Are smart meters to blame for ballooning hydro bills?
CTV News has been flooded with hundreds of emails claiming smart meters are to blame for ballooning hydro bills, but some number crunching may reveal a different story.
When Carlo Magno bought his Richmond apartment last year, he installed CFL light bulbs, Energy Star appliances and dimmers to be as energy efficient as possible. So he was stunned when his hydro bill jumped from $93 before his smart meter was set up to $172 and then $241 on his most recent bill.
"I think it's the smart meter that's not working properly," Magno said about the rising costs.
But BC Hydro says they always have more billing-related calls in the winter.
"It's not just smart meter customers that are coming to us with high bills, and nothing has changed with the other customers other than weather and consumption pattern changes," said Jim Nicholson, BC Hydro's director of customer care.
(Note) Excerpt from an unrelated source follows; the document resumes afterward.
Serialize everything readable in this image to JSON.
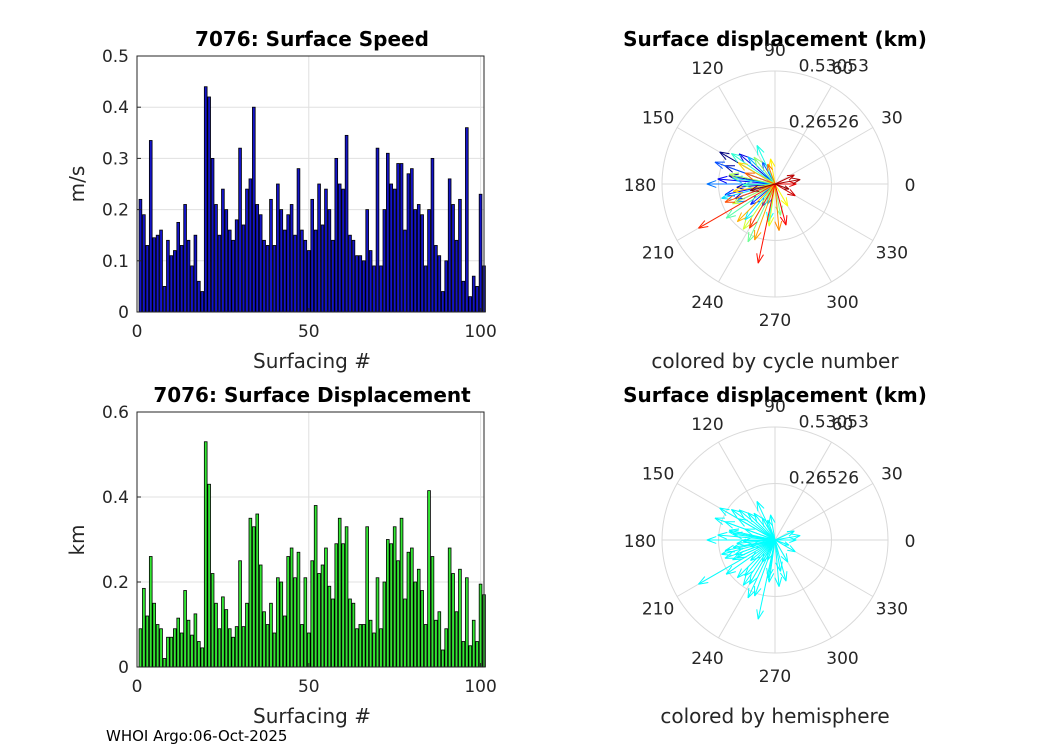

CTV News compared Magno's hydro usage in his old apartment to the new one during the same billing period, and both are roughly the same size. He's now paying two to 18 per cent a month more than for his old place, but Magno hasn't realized his costs more than doubled there as well from the period between early fall to winter -- the 165 per cent increase is essentially the same jump as this year.
Eight per cent of the increased cost is due to the April 2011 rise in hydro rates.
Weeks after BC Hydro customer Susan McDonnell had her smart meter installed, she received a bill for $745 for her one-bedroom condo, which was a far cry from the $61 monthly bill she had on BC Hydro's equalization plan.
The utility company says in her case she was paying too little before and has to play catch up.
"I don't know where to go with this. All they keep saying is, 'Suck it up and pay the bill,'" McDonnell said.
McDonnell's only recourse is to file a complaint with the BC Utilities Commission, which is something Magno has done already. The commission told him he can also pay $100 for an official Measurement Canada assessment of his smart meter, but he's not going for it.
Like may smart meter opponents, no amount of number crunching will wipe out his health concerns and anger over having the device in the first place.
"This is the ultimate point: they should give me a choice whether to install that smart meter or not," Magno said.